Greta lives with her friend Sabine in an ancient Dutch farmhouse in Hudson, New York. The house, built in 1737, is unrenovated, uninsulated, and full of bees. Greta spends her days transcribing therapy sessions for a sex coach who calls himself Om. She becomes infatuated with his newest client, a repressed married woman she affectionately refers to as Big Swiss, since she’s tall, stoic, and originally from Switzerland. Greta is fascinated by Big Swiss’s refreshing attitude toward trauma. They both have dark histories, but Big Swiss chooses to remain unattached to her suffering while Greta continues to be tortured by her past.
One day, Greta recognizes Big Swiss’s voice at the dog park. In a panic, she introduces herself with a fake name and they quickly become enmeshed. Although Big Swiss is unaware of Greta’s true identity, Greta has never been more herself with anyone. Her attraction to Big Swiss overrides her guilt, and she’ll do anything to sustain the relationship…
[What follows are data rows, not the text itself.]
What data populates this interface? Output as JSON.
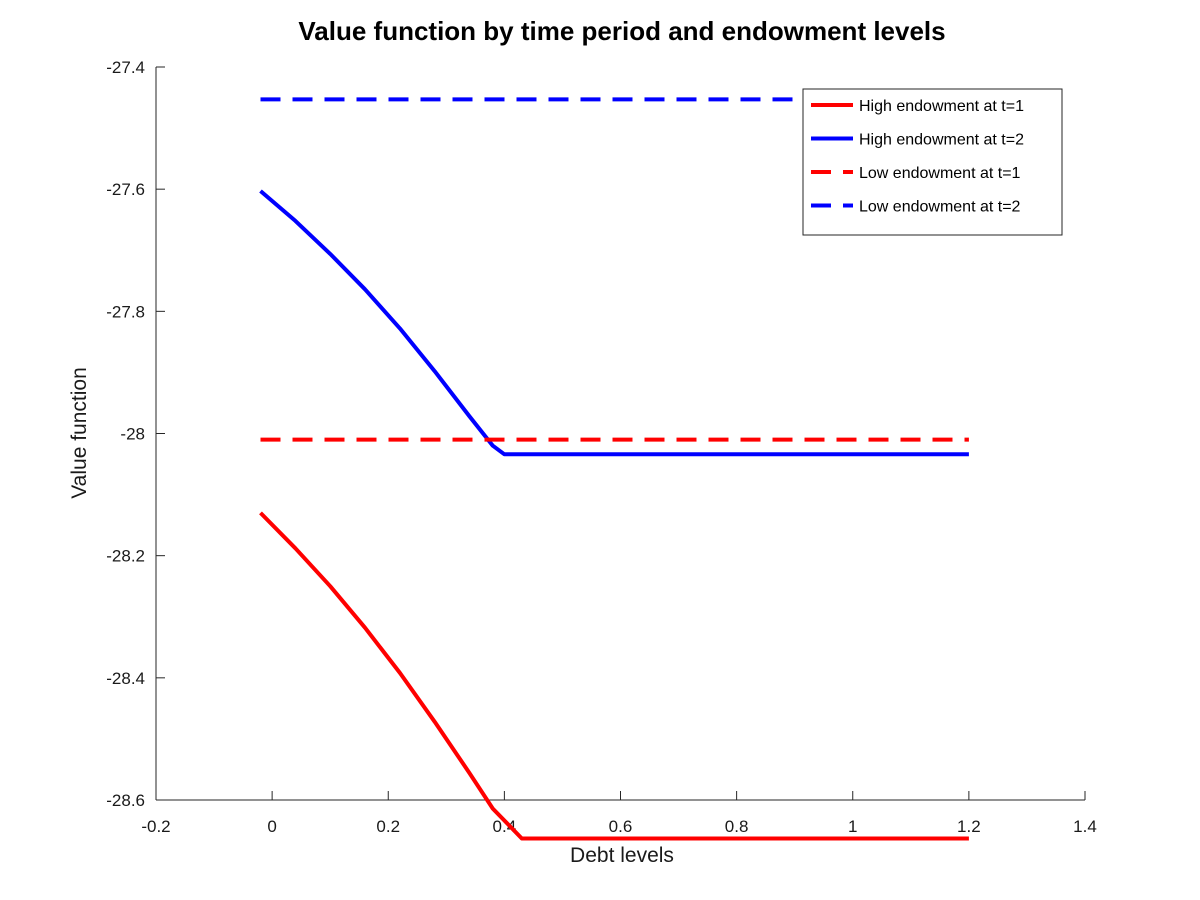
{
  "chart_data": {
    "type": "line",
    "title": "Value function by time period and endowment levels",
    "xlabel": "Debt levels",
    "ylabel": "Value function",
    "xlim": [
      -0.2,
      1.4
    ],
    "ylim": [
      -28.6,
      -27.4
    ],
    "xticks": [
      -0.2,
      0,
      0.2,
      0.4,
      0.6,
      0.8,
      1,
      1.2,
      1.4
    ],
    "xtick_labels": [
      "-0.2",
      "0",
      "0.2",
      "0.4",
      "0.6",
      "0.8",
      "1",
      "1.2",
      "1.4"
    ],
    "yticks": [
      -28.6,
      -28.4,
      -28.2,
      -28,
      -27.8,
      -27.6,
      -27.4
    ],
    "ytick_labels": [
      "-28.6",
      "-28.4",
      "-28.2",
      "-28",
      "-27.8",
      "-27.6",
      "-27.4"
    ],
    "grid": false,
    "legend_position": "top-right",
    "series": [
      {
        "name": "High endowment at t=1",
        "color": "#ff0000",
        "dash": "solid",
        "x": [
          -0.02,
          0.04,
          0.1,
          0.16,
          0.22,
          0.28,
          0.34,
          0.38,
          0.43,
          0.6,
          0.8,
          1.0,
          1.2
        ],
        "y": [
          -28.13,
          -28.188,
          -28.25,
          -28.318,
          -28.392,
          -28.472,
          -28.556,
          -28.614,
          -28.663,
          -28.663,
          -28.663,
          -28.663,
          -28.663
        ]
      },
      {
        "name": "High endowment at t=2",
        "color": "#0000ff",
        "dash": "solid",
        "x": [
          -0.02,
          0.04,
          0.1,
          0.16,
          0.22,
          0.28,
          0.34,
          0.38,
          0.4,
          0.6,
          0.8,
          1.0,
          1.2
        ],
        "y": [
          -27.603,
          -27.652,
          -27.706,
          -27.764,
          -27.828,
          -27.898,
          -27.972,
          -28.02,
          -28.034,
          -28.034,
          -28.034,
          -28.034,
          -28.034
        ]
      },
      {
        "name": "Low endowment at t=1",
        "color": "#ff0000",
        "dash": "dashed",
        "x": [
          -0.02,
          1.2
        ],
        "y": [
          -28.01,
          -28.01
        ]
      },
      {
        "name": "Low endowment at t=2",
        "color": "#0000ff",
        "dash": "dashed",
        "x": [
          -0.02,
          1.2
        ],
        "y": [
          -27.453,
          -27.453
        ]
      }
    ]
  }
}
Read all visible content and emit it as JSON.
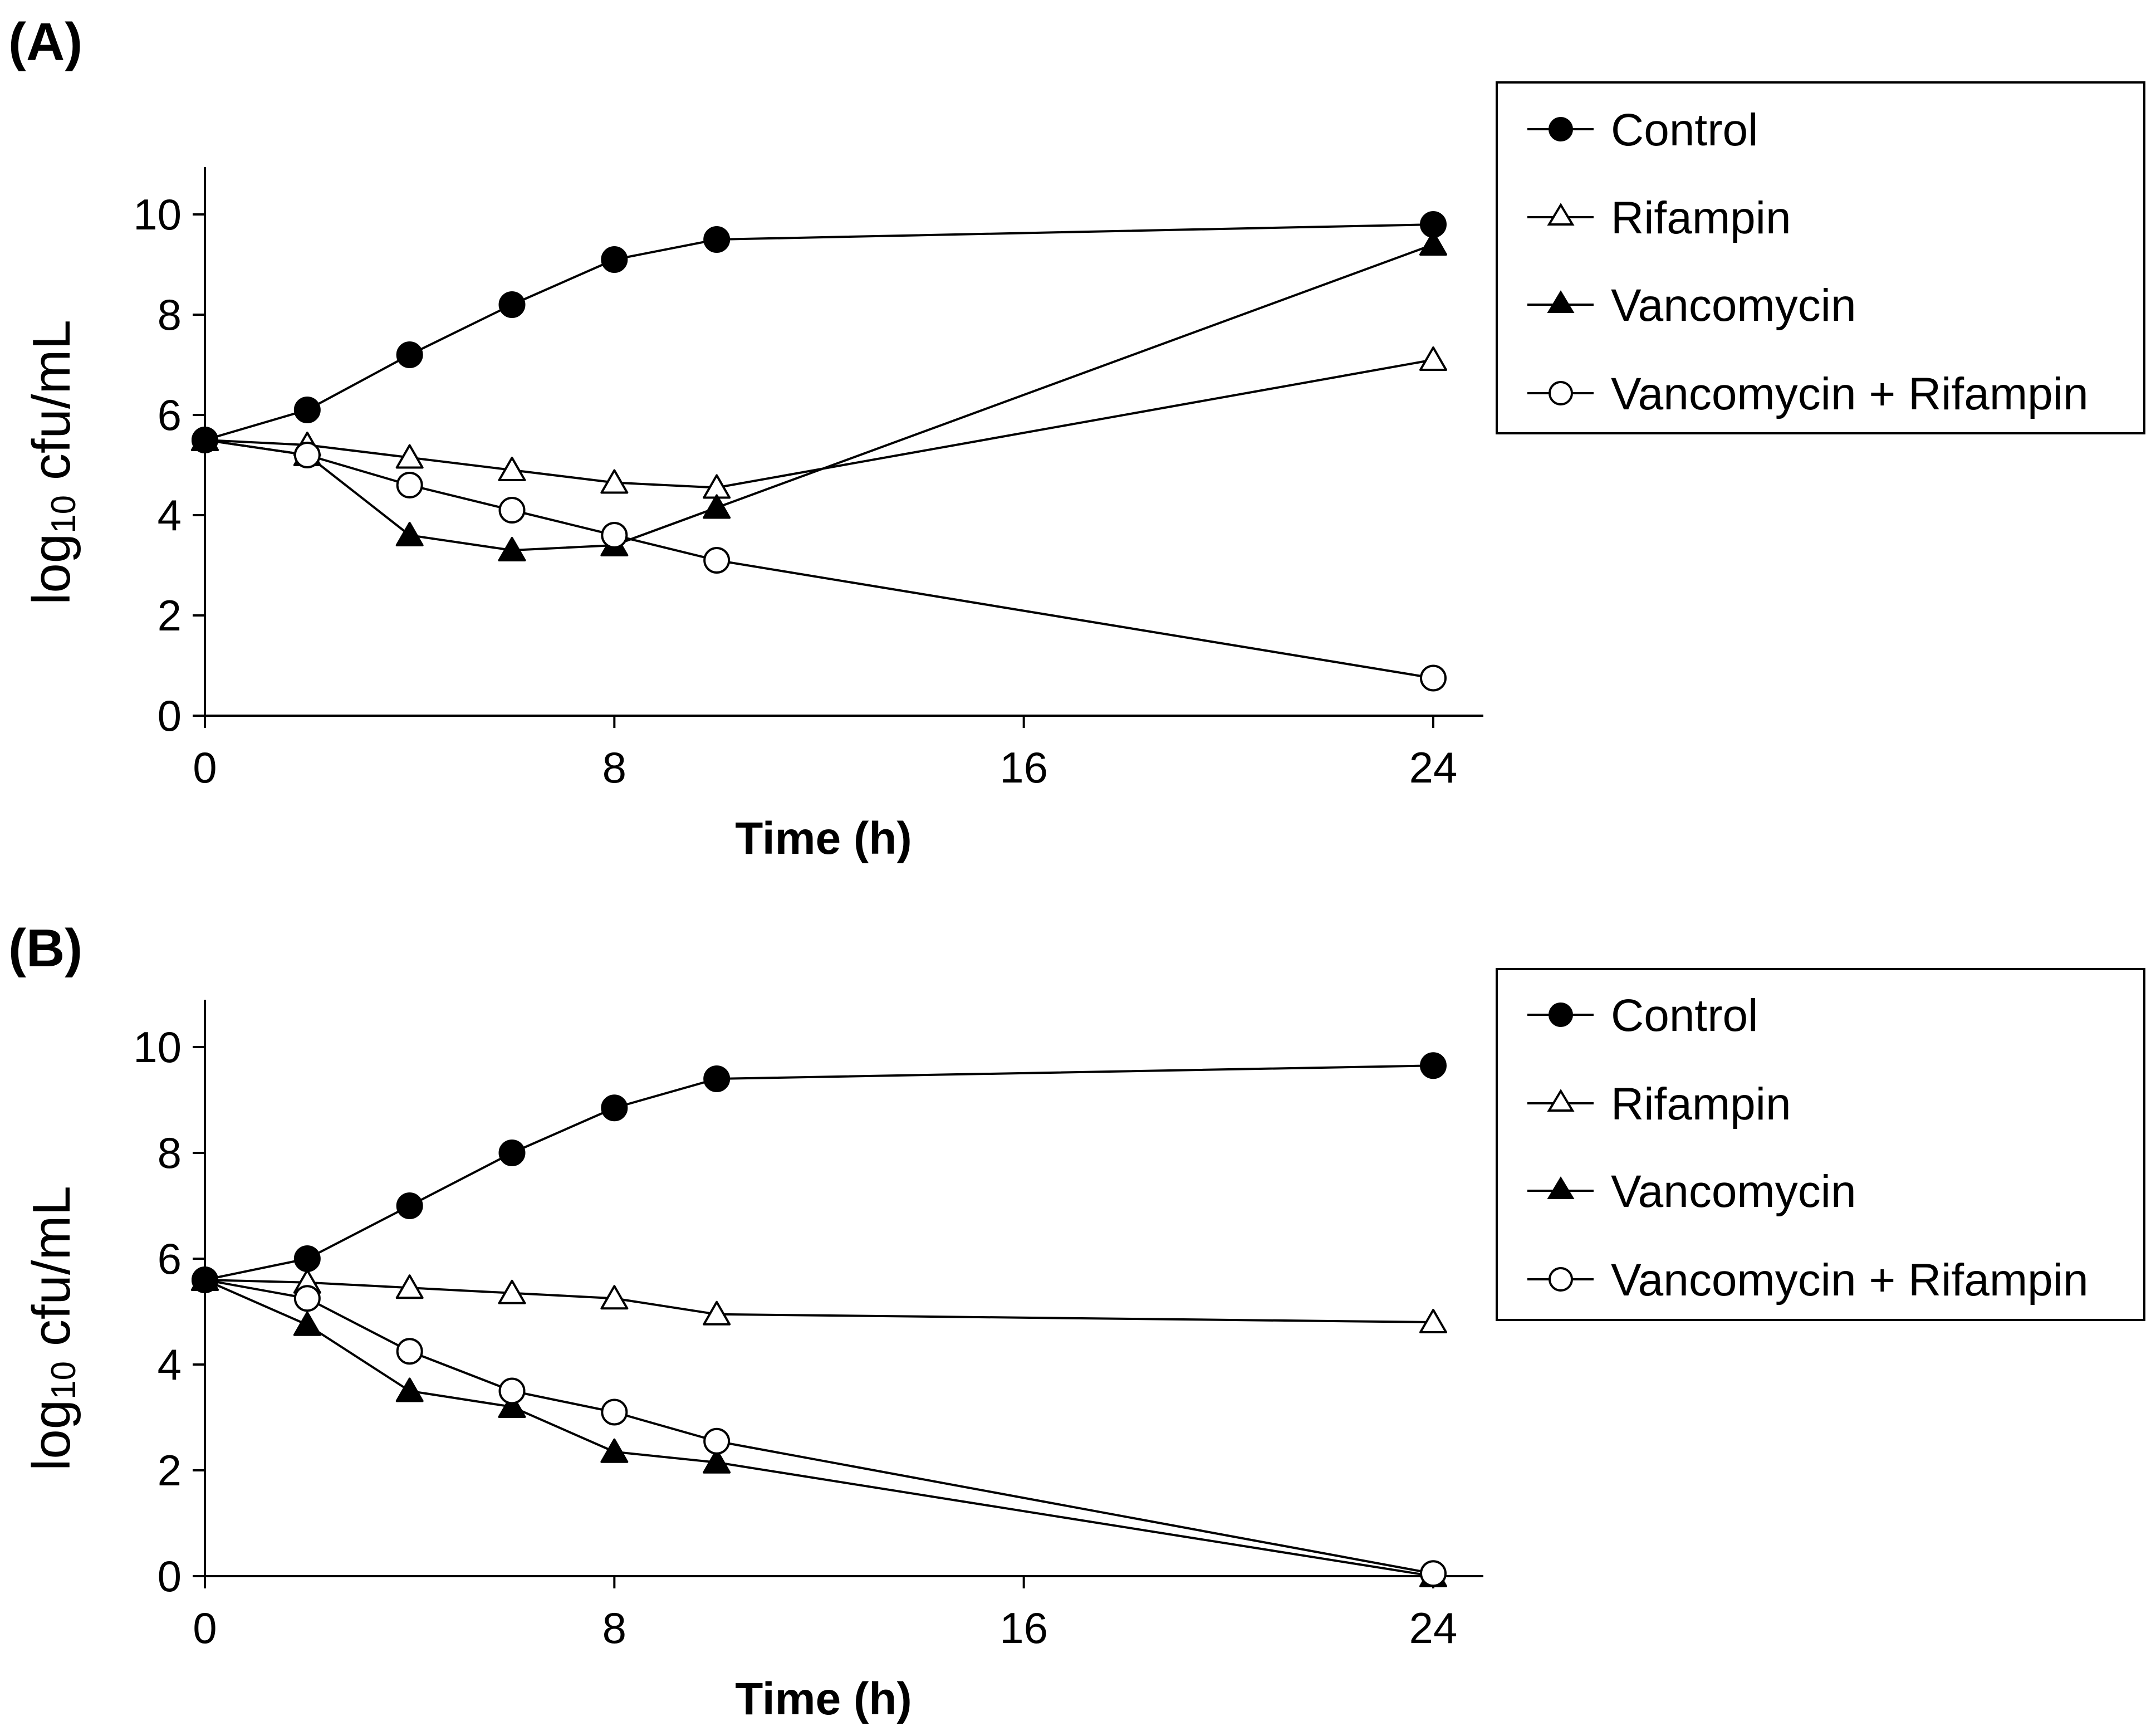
{
  "panels": {
    "A": {
      "label": "(A)"
    },
    "B": {
      "label": "(B)"
    }
  },
  "axes": {
    "xlabel": "Time (h)",
    "ylabel_log": "log",
    "ylabel_sub": "10",
    "ylabel_unit": " cfu/mL"
  },
  "legend": {
    "control": "Control",
    "rifampin": "Rifampin",
    "vancomycin": "Vancomycin",
    "combo": "Vancomycin + Rifampin"
  },
  "chart_data": [
    {
      "type": "line",
      "panel": "(A)",
      "xlabel": "Time (h)",
      "ylabel": "log10 cfu/mL",
      "xlim": [
        0,
        25
      ],
      "ylim": [
        0,
        11
      ],
      "xticks": [
        0,
        8,
        16,
        24
      ],
      "yticks": [
        0,
        2,
        4,
        6,
        8,
        10
      ],
      "series": [
        {
          "key": "control",
          "name": "Control",
          "marker": "filled-circle",
          "x": [
            0,
            2,
            4,
            6,
            8,
            10,
            24
          ],
          "y": [
            5.5,
            6.1,
            7.2,
            8.2,
            9.1,
            9.5,
            9.8
          ]
        },
        {
          "key": "rifampin",
          "name": "Rifampin",
          "marker": "open-triangle",
          "x": [
            0,
            2,
            4,
            6,
            8,
            10,
            24
          ],
          "y": [
            5.5,
            5.4,
            5.15,
            4.9,
            4.65,
            4.55,
            7.1
          ]
        },
        {
          "key": "vancomycin",
          "name": "Vancomycin",
          "marker": "filled-triangle",
          "x": [
            0,
            2,
            4,
            6,
            8,
            10,
            24
          ],
          "y": [
            5.5,
            5.2,
            3.6,
            3.3,
            3.4,
            4.15,
            9.4
          ]
        },
        {
          "key": "combo",
          "name": "Vancomycin + Rifampin",
          "marker": "open-circle",
          "x": [
            0,
            2,
            4,
            6,
            8,
            10,
            24
          ],
          "y": [
            5.5,
            5.2,
            4.6,
            4.1,
            3.6,
            3.1,
            0.75
          ]
        }
      ]
    },
    {
      "type": "line",
      "panel": "(B)",
      "xlabel": "Time (h)",
      "ylabel": "log10 cfu/mL",
      "xlim": [
        0,
        25
      ],
      "ylim": [
        0,
        11
      ],
      "xticks": [
        0,
        8,
        16,
        24
      ],
      "yticks": [
        0,
        2,
        4,
        6,
        8,
        10
      ],
      "series": [
        {
          "key": "control",
          "name": "Control",
          "marker": "filled-circle",
          "x": [
            0,
            2,
            4,
            6,
            8,
            10,
            24
          ],
          "y": [
            5.6,
            6.0,
            7.0,
            8.0,
            8.85,
            9.4,
            9.65
          ]
        },
        {
          "key": "rifampin",
          "name": "Rifampin",
          "marker": "open-triangle",
          "x": [
            0,
            2,
            4,
            6,
            8,
            10,
            24
          ],
          "y": [
            5.6,
            5.55,
            5.45,
            5.35,
            5.25,
            4.95,
            4.8
          ]
        },
        {
          "key": "vancomycin",
          "name": "Vancomycin",
          "marker": "filled-triangle",
          "x": [
            0,
            2,
            4,
            6,
            8,
            10,
            24
          ],
          "y": [
            5.6,
            4.75,
            3.5,
            3.2,
            2.35,
            2.15,
            0.0
          ]
        },
        {
          "key": "combo",
          "name": "Vancomycin + Rifampin",
          "marker": "open-circle",
          "x": [
            0,
            2,
            4,
            6,
            8,
            10,
            24
          ],
          "y": [
            5.6,
            5.25,
            4.25,
            3.5,
            3.1,
            2.55,
            0.05
          ]
        }
      ]
    }
  ]
}
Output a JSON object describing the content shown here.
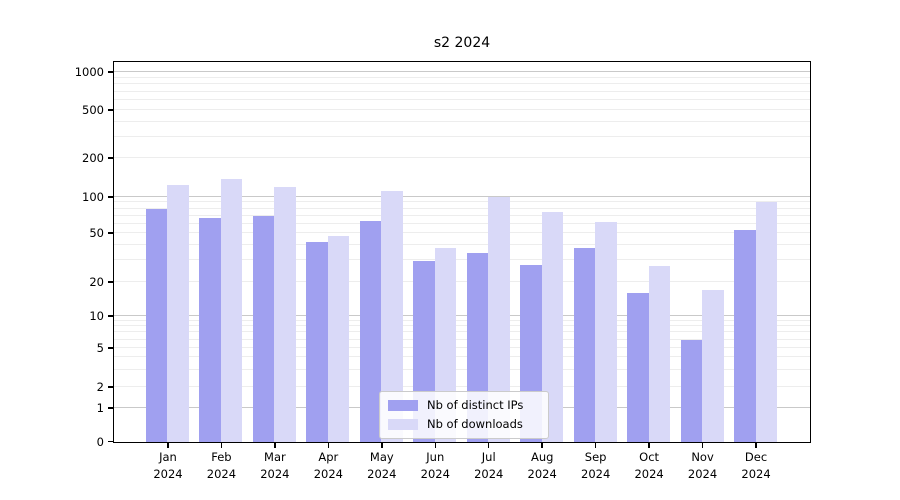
{
  "chart_data": {
    "type": "bar",
    "title": "s2 2024",
    "categories": [
      "Jan",
      "Feb",
      "Mar",
      "Apr",
      "May",
      "Jun",
      "Jul",
      "Aug",
      "Sep",
      "Oct",
      "Nov",
      "Dec"
    ],
    "category_year": "2024",
    "series": [
      {
        "name": "Nb of distinct IPs",
        "color": "#a0a0f0",
        "values": [
          80,
          67,
          70,
          43,
          64,
          30,
          35,
          28,
          38,
          16,
          6,
          53
        ]
      },
      {
        "name": "Nb of downloads",
        "color": "#d9d9f8",
        "values": [
          125,
          138,
          120,
          48,
          112,
          38,
          101,
          75,
          62,
          27,
          17,
          92
        ]
      }
    ],
    "yscale": "symlog",
    "y_ticks": [
      0,
      1,
      2,
      5,
      10,
      20,
      50,
      100,
      200,
      500,
      1000
    ],
    "ylim": [
      0,
      1400
    ],
    "grid": true,
    "legend_position": "lower-center"
  },
  "colors": {
    "background": "#ffffff",
    "axis": "#000000",
    "major_grid": "#c9c9c9",
    "minor_grid": "#ededed",
    "legend_border": "#cbcbcb"
  }
}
Big Swiss is the unlikeable story of an unlikeable woman who commits identity fraud to sleep with another unlikeable woman, and then other bad things happen.
It’s good, but in a repulsive way. I found myself muttering « urgh » to myself every few pages, and yet going to the next page to know what was going on.
Greta considered her own behavior around red flags. Her habit was not to ignore them so much as to ingest them, a somewhat laborious mental production that involved placing them in a stockpot with butter, herbs, and mirepoix; cooking over low heat without browning; adding red meat, additional red flags, a jug of red wine; and voilà, four hours at a lazy simmer later, an extremely rich red-flag stew that she forked into her mouth every day like a fucking moron, sometimes for years on end.
Disgusting and fascinating, this book had the effect of a zit popping video.